Gluck/Wagner: Iphigenia in Aulis review – ‘Handsomely conducted’

Wagner distorts as much as he adapts in this German-language version prepared for performance in Dresden in 1847, writes Tim Ashley
  
  


This is a beautiful set, but a curious one. Its release marks the tercentenary of Gluck's birth, an anniversary that hasn't as yet, in the UK at any rate, received anything like the attention it is due. However, deriving from a German radio production in April last year, this brings another, altogether more prominent anniversary into the frame – what we have here is not Gluck's original Iphigénie en Aulide, first heard in Paris in 1774, but a German-language version prepared by Wagner for performance in Dresden in 1847.

That Wagner should be drawn to Gluck was inevitable.

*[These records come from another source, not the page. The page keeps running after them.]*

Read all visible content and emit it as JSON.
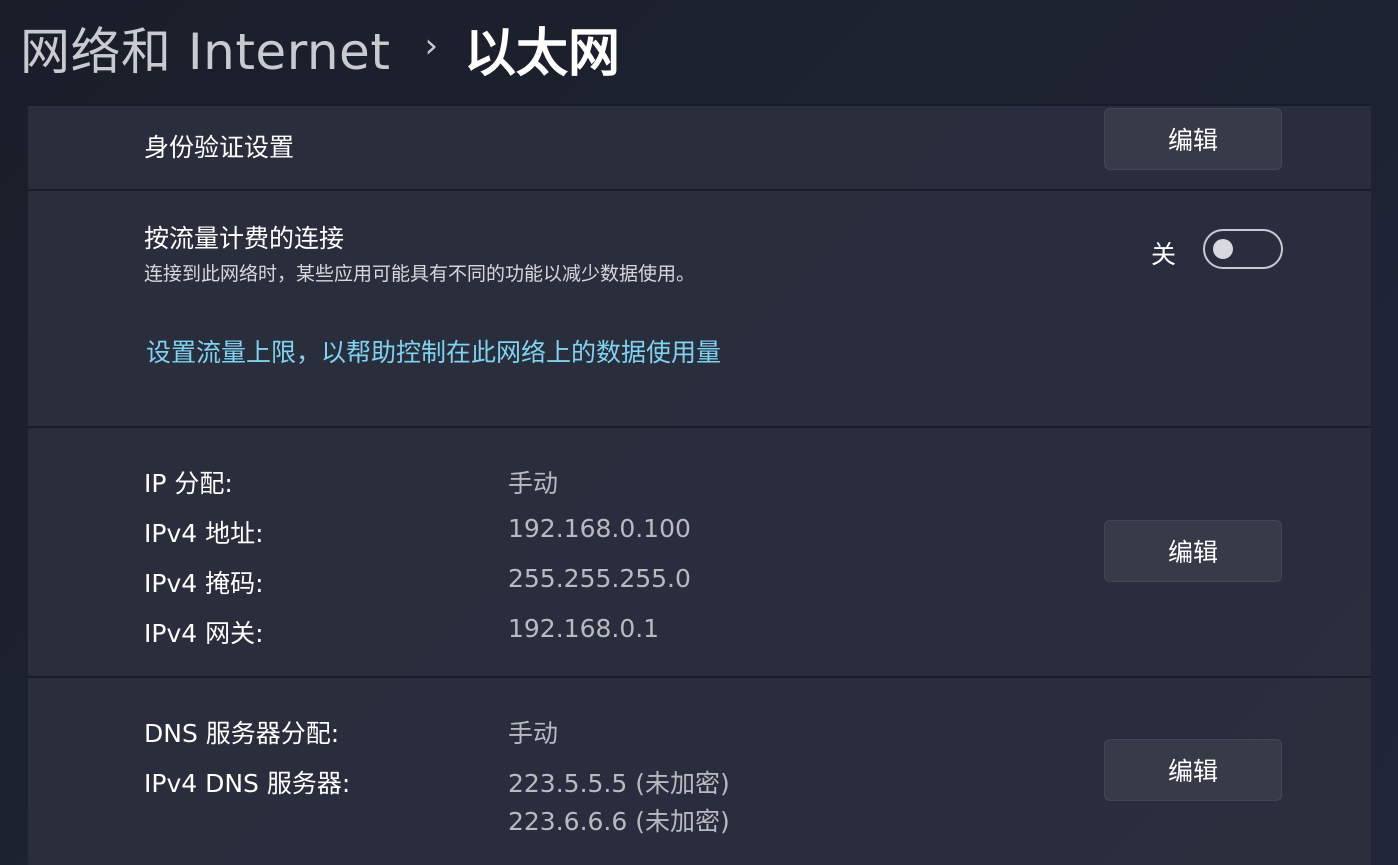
{
  "breadcrumb": {
    "parent": "网络和 Internet",
    "separator": "›",
    "current": "以太网"
  },
  "auth": {
    "title": "身份验证设置",
    "button": "编辑"
  },
  "metered": {
    "title": "按流量计费的连接",
    "description": "连接到此网络时，某些应用可能具有不同的功能以减少数据使用。",
    "toggle_state": "关",
    "toggle_on": false,
    "link": "设置流量上限，以帮助控制在此网络上的数据使用量"
  },
  "ip": {
    "rows": [
      {
        "label": "IP 分配:",
        "value": "手动"
      },
      {
        "label": "IPv4 地址:",
        "value": "192.168.0.100"
      },
      {
        "label": "IPv4 掩码:",
        "value": "255.255.255.0"
      },
      {
        "label": "IPv4 网关:",
        "value": "192.168.0.1"
      }
    ],
    "button": "编辑"
  },
  "dns": {
    "assignment_label": "DNS 服务器分配:",
    "assignment_value": "手动",
    "servers_label": "IPv4 DNS 服务器:",
    "servers": [
      "223.5.5.5 (未加密)",
      "223.6.6.6 (未加密)"
    ],
    "button": "编辑"
  },
  "colors": {
    "link": "#7ed3f0",
    "card_bg": "#2b2f3e",
    "button_bg": "#373b48"
  }
}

The latter's revolutionary demands for a total work of art comprising drama, song and dance, conveyed in music of absolute directness, pre-empt Wagnerian aesthetics. Of all Gluck's operas, it is Iphigénie en Aulide – with its conflicts between human love and divine proscription, and its redemptive heroine willing to sacrifice herself for the greater good – that fits most closely with Wagner's preoccupations.

But unlike Berlioz, whose edition of Gluck's Orfeo ed Euridice still forms the basis of many modern performing versions, Wagner distorts as much as he adapts, and in streamlining Gluck, narrows his range. Dance is integral to Gluck's synthesis, but Wagner cuts the ballet. Passages are re-written to blur the divisions between recitative and aria way beyond Gluck's original intentions. Wagner, chameleon-like, never strays beyond Gluck's harmonic scheme, though his re-orchestration, beefed up with extra wind and brass, sounds Beethovenian at times.

Handsomely conducted by Christoph Spering, and boasting some terrific choral singing from the Chorus Musical Köln, the recording is very fine. The great performance comes from Oliver Zwarg as Agamemnon, dignified, anguished and trapped, Wotan-like, in a hell of his own making. Christian Elsner's Achilles is nicely pitched between hero and bully-boy. Michelle Breedt's Clytemnestra could do with more elemental rage, but Camilla Nylund makes a fine Iphigenia, radiant and noble rather put-upon and father-fixated. It remains, however, something of a wasted opportunity. Wagner's Iphigenia is just not as good as Gluck's, a new recording of which would have been infinitely preferable.